On a hot summer day, the density of air at atmospheric pressure at 31.5°C is 1.2074 kg/m3.

(a) What is the number of moles contained in 1.00 m3 of an ideal gas at this temperature and pressure? mol
(b) Avogadro's number of air molecules has a mass of 2.88 ✕ 10−2 kg.

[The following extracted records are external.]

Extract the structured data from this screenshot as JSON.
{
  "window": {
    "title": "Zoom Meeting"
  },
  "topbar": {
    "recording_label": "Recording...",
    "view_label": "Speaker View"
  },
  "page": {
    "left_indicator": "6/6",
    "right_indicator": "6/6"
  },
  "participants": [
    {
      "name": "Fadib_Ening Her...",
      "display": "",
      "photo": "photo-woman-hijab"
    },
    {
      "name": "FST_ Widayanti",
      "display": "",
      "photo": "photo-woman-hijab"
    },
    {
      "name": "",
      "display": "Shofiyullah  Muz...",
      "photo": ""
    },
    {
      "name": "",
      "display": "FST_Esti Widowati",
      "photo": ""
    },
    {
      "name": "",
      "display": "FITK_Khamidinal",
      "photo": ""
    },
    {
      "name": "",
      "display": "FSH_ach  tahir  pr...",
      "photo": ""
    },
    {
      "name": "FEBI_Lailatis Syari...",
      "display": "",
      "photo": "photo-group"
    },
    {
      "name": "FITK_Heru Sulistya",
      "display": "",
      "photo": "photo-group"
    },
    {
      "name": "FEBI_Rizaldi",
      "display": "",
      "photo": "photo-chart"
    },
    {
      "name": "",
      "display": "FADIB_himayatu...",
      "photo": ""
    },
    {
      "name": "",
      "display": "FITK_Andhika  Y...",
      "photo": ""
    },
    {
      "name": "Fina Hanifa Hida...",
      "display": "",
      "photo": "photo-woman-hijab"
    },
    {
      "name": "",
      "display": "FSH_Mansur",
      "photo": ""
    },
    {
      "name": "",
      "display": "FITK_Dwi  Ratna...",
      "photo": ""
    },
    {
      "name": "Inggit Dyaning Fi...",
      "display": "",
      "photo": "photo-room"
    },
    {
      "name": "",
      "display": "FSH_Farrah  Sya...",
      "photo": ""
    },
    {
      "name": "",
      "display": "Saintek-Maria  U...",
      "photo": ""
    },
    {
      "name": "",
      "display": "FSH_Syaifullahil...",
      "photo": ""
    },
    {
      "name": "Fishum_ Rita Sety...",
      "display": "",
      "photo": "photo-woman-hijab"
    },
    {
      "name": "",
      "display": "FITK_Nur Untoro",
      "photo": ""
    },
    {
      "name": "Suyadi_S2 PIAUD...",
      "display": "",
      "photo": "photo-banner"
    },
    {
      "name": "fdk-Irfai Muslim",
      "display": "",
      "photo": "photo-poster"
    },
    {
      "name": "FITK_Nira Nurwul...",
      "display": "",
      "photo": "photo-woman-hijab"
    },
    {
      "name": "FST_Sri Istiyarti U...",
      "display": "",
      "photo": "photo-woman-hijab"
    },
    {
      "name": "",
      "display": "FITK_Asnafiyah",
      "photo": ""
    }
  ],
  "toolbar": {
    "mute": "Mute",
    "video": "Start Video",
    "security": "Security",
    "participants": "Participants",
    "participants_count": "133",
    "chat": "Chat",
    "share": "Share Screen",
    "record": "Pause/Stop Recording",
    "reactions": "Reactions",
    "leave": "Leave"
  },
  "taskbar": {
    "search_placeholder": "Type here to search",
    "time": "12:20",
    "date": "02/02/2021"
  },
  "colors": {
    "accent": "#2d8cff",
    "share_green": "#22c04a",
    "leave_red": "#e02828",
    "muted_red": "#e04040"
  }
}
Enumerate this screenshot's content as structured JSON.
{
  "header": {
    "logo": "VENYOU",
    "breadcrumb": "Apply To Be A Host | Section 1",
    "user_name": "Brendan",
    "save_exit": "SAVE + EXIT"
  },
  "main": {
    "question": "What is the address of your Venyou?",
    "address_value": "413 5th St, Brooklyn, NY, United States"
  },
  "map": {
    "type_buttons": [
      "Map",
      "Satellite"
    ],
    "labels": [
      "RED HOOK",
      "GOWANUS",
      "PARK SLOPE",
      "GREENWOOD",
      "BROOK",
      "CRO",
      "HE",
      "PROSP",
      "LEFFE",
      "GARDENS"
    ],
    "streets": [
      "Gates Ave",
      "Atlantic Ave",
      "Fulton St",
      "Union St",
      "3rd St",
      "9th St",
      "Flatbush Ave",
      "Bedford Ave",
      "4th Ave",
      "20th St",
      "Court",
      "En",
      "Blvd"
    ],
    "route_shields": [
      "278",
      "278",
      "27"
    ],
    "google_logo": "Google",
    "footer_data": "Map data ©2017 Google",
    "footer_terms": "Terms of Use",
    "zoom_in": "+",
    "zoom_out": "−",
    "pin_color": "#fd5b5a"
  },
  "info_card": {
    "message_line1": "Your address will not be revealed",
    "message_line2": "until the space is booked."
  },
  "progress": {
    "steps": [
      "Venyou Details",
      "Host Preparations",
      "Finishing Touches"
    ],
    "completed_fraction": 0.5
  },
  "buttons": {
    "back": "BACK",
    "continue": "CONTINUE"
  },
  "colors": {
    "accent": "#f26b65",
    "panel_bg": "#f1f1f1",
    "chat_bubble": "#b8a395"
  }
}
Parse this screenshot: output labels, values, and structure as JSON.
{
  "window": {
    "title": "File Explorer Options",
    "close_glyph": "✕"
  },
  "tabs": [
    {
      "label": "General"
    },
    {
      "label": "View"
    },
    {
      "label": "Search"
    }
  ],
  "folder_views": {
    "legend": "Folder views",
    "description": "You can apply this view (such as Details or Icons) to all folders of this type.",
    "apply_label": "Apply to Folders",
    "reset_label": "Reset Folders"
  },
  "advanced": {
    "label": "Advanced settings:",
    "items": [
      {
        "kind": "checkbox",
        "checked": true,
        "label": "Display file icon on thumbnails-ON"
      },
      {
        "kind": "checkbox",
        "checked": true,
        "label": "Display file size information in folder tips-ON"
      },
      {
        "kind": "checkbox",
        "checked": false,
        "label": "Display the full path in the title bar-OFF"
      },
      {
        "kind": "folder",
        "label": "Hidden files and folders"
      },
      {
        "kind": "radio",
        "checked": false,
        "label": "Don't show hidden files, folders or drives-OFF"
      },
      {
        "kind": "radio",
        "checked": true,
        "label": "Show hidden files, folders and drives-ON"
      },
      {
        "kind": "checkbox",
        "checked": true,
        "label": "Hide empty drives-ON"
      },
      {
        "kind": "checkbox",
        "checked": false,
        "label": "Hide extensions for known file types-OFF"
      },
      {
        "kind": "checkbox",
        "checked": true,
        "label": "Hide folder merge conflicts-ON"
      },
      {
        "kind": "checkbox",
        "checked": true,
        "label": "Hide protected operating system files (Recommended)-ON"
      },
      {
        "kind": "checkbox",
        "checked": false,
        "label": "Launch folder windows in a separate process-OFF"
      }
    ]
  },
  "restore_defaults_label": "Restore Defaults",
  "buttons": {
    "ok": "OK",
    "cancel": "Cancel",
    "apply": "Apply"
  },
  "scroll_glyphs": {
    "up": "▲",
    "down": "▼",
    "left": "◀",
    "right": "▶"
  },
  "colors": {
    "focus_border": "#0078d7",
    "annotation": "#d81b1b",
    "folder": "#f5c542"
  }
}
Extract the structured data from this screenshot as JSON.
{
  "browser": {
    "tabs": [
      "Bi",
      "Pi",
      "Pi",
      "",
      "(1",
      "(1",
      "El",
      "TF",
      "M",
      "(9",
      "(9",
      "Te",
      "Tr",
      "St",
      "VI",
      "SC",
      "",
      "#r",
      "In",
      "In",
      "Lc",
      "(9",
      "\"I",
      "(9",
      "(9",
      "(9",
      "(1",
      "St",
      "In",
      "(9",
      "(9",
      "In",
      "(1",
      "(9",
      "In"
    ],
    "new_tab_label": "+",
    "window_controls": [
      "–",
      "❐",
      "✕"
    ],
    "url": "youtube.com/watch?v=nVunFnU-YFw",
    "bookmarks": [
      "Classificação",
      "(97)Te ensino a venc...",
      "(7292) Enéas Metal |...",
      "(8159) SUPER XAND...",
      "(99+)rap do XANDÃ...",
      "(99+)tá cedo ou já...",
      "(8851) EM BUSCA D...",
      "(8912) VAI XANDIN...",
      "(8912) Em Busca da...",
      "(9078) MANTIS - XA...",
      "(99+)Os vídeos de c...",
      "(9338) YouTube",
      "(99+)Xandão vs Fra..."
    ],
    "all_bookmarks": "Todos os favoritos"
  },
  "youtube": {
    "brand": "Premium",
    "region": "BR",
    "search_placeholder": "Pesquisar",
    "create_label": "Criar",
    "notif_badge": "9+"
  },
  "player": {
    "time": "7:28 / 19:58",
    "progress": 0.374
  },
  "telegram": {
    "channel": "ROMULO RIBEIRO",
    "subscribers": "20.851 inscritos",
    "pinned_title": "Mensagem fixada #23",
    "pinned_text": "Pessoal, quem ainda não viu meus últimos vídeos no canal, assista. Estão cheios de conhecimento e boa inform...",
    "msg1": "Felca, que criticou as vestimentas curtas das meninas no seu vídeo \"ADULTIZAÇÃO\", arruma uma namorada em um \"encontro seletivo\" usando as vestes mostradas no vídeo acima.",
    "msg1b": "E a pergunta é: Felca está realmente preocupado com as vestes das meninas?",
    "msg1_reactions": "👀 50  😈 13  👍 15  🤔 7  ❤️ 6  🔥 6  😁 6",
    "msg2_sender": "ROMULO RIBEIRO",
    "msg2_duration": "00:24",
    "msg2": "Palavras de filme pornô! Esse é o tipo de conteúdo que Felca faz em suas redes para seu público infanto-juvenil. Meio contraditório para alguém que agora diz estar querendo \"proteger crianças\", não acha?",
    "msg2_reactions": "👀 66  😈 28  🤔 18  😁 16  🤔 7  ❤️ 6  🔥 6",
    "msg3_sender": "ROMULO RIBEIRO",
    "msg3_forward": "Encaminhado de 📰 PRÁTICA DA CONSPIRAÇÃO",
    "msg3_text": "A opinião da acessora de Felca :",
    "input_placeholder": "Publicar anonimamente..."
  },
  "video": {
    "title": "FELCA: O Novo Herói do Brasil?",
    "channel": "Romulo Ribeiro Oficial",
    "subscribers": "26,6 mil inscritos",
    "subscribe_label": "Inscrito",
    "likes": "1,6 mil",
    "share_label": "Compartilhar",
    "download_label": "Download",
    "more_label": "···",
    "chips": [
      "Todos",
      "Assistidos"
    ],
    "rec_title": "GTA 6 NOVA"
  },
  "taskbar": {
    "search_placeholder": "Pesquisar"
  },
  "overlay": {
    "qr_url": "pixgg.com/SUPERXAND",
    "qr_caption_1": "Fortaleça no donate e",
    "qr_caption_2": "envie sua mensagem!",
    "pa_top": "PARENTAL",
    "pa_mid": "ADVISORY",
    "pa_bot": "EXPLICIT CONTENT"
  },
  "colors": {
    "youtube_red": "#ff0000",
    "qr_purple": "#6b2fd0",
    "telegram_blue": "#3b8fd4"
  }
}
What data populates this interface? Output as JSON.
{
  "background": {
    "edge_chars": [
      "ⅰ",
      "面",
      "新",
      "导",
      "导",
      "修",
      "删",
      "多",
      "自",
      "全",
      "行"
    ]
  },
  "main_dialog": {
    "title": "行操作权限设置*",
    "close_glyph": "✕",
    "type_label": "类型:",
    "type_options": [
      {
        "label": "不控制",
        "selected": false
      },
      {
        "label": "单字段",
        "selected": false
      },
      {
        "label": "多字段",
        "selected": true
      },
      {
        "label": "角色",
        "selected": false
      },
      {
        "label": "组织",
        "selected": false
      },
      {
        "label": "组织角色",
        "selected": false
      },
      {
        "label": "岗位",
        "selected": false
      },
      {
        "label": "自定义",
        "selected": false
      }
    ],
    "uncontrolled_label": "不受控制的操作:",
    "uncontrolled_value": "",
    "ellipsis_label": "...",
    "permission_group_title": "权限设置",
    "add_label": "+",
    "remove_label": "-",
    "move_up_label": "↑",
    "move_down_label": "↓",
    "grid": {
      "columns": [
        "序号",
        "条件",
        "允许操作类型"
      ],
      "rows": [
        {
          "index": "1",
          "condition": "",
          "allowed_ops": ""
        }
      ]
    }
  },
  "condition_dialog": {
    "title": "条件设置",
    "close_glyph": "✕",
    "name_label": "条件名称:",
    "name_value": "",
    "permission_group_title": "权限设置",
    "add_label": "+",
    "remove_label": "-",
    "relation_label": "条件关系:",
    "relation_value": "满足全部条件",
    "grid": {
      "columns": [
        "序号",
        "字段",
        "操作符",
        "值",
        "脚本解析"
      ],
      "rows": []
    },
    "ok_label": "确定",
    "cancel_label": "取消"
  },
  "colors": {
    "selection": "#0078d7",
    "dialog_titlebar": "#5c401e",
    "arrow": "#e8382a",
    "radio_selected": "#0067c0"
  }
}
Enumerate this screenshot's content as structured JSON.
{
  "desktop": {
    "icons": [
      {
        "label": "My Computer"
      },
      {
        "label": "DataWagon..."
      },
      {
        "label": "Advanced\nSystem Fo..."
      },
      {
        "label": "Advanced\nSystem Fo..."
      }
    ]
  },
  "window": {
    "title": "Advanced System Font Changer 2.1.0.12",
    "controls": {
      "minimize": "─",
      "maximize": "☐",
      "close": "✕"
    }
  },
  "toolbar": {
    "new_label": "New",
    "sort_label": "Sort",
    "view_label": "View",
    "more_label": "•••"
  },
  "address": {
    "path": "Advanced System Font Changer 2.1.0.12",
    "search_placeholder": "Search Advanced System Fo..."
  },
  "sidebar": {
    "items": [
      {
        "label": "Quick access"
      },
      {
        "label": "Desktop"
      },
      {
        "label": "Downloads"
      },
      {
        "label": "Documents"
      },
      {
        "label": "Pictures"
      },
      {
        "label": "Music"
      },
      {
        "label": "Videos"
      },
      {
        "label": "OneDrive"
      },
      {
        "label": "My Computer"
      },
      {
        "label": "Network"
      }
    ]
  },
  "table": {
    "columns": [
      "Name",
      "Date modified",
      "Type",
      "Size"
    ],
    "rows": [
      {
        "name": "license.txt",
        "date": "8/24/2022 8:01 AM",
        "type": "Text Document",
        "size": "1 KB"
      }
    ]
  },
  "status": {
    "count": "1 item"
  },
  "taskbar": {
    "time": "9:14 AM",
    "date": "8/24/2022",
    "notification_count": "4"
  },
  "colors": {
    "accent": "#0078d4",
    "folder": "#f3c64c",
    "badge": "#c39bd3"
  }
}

What is the mass of 1.00 m3 of air? (Assume air is an ideal gas.) kg
(c) Does the value calculated in part (b) agree with the stated density of air at this temperature? (Consider that it does if the values are within 10% of each other.) Yes

Answer 1

To solve this problem, it is necessary to apply the ideal Gas equations, as well as the calculation equations of the weight difference, which under the comparison of two values.

By definition we know that the ideal gas equation is given by the equation,

PV = nRT

Where,

P = Pressure

V = Volume

R = Gas ideal constant

T = Temperature

n = number of moles

Our values are given by

`P = 1.1013*10^5Pa`

`T = 31.5\°C = 304.5K`

`\rho = 1.2074kg/m^3`

PART A) Using this previous equation we can find the number of moles per Volume, that is

`PV = nRT`

`(n)/(V) = (P)/(RT)`

Replacing with our values

`(n)/(V) = (1.013*10^5)/((8.314)(304.5))`

`(n)/(V) = 40.014mol/m^3`

PART B ) We can calculate the number of moles of 1m^3 through Avogadro number, then

`M = nA`

`M = 40.014*(2.88*10^(-2))`

`M = 1.1524Kg`

Therefore in
`1m^3` there are 1.1524Kg of Gas.

PART C ) Density can be defined as the proportion of mass in a specific quantity of Volume, then

`\rho_2 = (M)/(V)`

`\rho_2 = (1.1524)/(1)`

`\rho_2 = 1.1524kg/m^3`

The difference of percentage then is

`\Delta \rho = (\rho_1-\rho_2)/(\rho_2)*100\%`

`\Delta \rho = (1.2074-1.1524)/(1.1524)*100\%`

`\Delta \rho = 0.0477*100\%`

`\Delta \rho = 4.77\%`

YES, because as the percentage is less than 10%, the calculated value agrees with the stated value.